Aplausos a políticas repressivas

O sociólogo, que participou, nesta terça-feira (26/11), da Conferência Internacional O Porto da Liberdade, promovida pelo Instituto Português de História e Cultura Local, assinala que o medo acaba por justificar, para muitas pessoas, políticas repressivas, com a aceitação da restrição de direitos e sob aplausos diante da hipótese de governos totalitários. Ele enfatiza: “Nos tempos atuais, para promover o medo e fazer adoecer a democracia representativa, os venenos são atualizados, bem como a posologia adotada. Envolve doses elevadas de desinformação deliberada e disseminação maciça de fake news na internet”.

Lavareda faz um alerta assustador ante tal movimento: “Não há antídotos 100% eficientes para esses venenos. Não há como evitá-los de todo. A emergência das redes sociais tornou isso impossível. Mas é necessário coibi-los, limitá-los em alguma medida”. Para ele, um dos caminhos para a contenção de damos passa, sobretudo, pela regulação das plataformas digitais, como fez a União Europeia.

“As deepfakes criadas por inteligência artificial e os milhões de usuários e bots (robôs), que distribuem informação apócrifa em redes criptografadas de ponta a ponta, agravaram o problema.
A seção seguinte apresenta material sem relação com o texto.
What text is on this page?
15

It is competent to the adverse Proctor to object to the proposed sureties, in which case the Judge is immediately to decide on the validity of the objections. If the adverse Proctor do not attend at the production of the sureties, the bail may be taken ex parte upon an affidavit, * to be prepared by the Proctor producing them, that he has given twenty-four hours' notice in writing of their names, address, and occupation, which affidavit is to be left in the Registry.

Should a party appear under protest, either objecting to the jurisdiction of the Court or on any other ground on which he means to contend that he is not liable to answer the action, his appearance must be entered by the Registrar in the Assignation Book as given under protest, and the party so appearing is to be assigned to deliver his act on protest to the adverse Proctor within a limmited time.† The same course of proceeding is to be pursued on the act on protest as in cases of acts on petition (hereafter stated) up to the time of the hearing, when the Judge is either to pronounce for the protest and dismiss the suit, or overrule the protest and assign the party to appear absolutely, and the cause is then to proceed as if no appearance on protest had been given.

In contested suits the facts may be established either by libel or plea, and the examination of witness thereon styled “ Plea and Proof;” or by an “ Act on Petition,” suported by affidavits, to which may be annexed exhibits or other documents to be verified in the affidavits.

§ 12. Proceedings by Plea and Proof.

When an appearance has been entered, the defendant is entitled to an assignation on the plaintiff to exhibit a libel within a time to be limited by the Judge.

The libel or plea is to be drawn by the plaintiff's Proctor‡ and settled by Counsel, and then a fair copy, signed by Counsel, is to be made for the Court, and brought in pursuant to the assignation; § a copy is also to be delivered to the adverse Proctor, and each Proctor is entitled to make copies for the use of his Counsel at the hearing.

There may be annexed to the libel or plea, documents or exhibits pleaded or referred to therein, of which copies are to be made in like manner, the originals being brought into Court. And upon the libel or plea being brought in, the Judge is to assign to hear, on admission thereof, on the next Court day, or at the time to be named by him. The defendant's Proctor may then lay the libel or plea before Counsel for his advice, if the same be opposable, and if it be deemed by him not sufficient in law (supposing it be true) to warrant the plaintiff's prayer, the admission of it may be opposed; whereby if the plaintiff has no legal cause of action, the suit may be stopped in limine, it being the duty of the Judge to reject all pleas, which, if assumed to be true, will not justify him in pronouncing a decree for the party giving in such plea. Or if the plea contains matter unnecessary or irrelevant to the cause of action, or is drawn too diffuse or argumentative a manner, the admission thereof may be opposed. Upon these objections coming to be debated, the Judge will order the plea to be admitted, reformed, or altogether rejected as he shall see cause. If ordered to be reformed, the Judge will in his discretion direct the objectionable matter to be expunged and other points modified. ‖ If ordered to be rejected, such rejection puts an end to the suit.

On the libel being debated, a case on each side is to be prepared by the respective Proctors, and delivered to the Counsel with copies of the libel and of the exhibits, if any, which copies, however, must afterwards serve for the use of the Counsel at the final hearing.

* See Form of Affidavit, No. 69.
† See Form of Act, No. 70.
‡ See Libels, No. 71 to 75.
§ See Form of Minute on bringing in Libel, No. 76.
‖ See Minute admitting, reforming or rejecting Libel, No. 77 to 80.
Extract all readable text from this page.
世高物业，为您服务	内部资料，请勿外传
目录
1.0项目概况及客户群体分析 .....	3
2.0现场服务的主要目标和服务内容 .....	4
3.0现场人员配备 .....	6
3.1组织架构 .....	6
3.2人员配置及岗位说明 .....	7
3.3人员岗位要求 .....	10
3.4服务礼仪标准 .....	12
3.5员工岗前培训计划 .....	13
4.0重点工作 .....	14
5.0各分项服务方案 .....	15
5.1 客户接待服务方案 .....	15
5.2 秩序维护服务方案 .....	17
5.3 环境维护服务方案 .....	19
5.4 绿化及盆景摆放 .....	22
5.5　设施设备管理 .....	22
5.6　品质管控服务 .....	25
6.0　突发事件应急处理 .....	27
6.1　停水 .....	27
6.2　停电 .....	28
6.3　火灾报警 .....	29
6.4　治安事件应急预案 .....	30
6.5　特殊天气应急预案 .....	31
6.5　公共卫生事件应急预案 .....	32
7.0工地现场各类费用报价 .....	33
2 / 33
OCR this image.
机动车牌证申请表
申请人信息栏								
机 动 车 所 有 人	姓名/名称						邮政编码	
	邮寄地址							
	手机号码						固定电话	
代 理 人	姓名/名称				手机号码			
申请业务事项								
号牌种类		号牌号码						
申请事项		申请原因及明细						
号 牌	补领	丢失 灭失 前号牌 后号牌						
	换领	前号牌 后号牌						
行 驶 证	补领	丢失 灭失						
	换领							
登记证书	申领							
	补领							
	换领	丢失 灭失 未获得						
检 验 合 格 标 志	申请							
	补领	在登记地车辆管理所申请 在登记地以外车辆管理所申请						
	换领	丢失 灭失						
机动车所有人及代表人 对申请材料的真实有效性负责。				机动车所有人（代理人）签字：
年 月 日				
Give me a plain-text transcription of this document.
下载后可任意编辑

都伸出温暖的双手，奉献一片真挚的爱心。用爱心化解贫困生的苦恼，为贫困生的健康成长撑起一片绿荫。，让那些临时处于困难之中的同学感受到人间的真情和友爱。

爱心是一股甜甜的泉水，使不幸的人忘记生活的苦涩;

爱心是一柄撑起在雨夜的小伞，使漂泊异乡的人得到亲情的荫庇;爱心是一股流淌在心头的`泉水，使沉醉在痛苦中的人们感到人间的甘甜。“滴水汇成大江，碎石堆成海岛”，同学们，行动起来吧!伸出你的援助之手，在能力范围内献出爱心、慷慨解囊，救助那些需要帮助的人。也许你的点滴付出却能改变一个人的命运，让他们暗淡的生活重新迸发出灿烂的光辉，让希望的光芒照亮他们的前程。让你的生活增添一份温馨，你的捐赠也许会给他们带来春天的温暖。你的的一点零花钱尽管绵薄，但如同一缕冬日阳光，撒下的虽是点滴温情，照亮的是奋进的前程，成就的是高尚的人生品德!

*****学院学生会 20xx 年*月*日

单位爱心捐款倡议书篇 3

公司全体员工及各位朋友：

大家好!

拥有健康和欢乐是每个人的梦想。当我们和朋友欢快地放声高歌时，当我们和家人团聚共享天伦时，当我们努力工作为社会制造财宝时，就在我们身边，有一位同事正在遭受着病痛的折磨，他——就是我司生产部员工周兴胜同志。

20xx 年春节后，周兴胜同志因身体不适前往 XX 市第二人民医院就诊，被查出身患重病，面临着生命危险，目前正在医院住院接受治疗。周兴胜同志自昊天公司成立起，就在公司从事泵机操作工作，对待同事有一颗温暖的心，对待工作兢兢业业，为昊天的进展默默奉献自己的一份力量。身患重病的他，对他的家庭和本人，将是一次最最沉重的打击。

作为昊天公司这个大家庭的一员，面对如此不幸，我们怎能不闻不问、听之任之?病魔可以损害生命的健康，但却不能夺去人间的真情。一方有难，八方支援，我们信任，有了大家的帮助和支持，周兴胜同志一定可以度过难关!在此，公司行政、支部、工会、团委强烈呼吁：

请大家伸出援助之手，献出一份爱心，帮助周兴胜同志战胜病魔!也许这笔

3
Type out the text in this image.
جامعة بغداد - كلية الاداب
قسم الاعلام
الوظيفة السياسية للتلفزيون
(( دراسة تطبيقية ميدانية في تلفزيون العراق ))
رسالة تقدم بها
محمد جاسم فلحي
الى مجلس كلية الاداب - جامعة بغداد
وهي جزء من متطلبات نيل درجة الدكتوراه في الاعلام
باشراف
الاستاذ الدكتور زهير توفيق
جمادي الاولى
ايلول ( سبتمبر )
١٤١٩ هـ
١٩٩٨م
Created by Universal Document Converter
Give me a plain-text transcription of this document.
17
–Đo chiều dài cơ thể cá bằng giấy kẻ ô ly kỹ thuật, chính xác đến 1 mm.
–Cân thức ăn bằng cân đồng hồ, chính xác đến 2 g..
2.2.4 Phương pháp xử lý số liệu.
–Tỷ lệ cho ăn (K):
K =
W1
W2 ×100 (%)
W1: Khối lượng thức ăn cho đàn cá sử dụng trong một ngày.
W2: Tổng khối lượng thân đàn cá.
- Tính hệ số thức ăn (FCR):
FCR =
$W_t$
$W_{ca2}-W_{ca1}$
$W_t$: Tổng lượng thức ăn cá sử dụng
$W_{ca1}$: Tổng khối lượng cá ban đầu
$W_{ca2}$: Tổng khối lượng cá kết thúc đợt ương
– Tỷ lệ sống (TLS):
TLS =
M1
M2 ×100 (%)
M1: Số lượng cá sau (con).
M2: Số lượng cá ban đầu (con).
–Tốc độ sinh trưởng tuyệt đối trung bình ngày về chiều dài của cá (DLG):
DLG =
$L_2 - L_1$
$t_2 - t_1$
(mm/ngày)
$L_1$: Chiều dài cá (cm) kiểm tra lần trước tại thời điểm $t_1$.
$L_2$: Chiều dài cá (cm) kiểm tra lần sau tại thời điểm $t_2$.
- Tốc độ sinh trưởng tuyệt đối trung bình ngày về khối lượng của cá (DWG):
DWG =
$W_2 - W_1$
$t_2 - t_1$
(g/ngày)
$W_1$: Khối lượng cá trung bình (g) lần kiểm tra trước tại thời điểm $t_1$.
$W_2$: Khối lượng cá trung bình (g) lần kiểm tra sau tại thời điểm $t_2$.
Elevaram o desafio a um patamar bem superior ao que foi no passado o de controlar a propaganda política em jornais, rádios e tevês”, frisa Lavareda. Ele reconhece, porém, que, em países como Brasil e Estados Unidos, há uma grande resistência à regulação de plataformas e redes.

Isso acontece, complementa o cientista político, porque a extrema-direita paralisa a agenda nos respectivos Congressos. “Afinal, é difundindo o medo e, a partir dele, agredindo ora as minorias, ora o establishment, mesmo quando estão claramente associados aos interesses das elites econômicas, que os novos populistas se valem dos algoritmos das redes para conquistar apoio eleitoral”, diz. E emenda: “A combinação dos interesses econômicos das plataformas e da força da ultradireita nesses países torna muito difícil caminhar na direção de uma regulação”.

Era das incertezas nos EUA

O brasileiro chama, ainda, a atenção para o que pode ocorrer nos Estados Unidos a partir de 20 de janeiro de 2025, quando Donald Trump tomará posse como presidente. “A rigor não é necessário qualquer exercício adivinhatório, pois basta reler os discursos e rever a propaganda da campanha dele. Até o momento, temos um show de coerência. Os nomes anunciados para o novo ministério, por mais bizarros que pareçam a muitos, são perfis totalmente congruentes com a retórica do então candidato”, destaca.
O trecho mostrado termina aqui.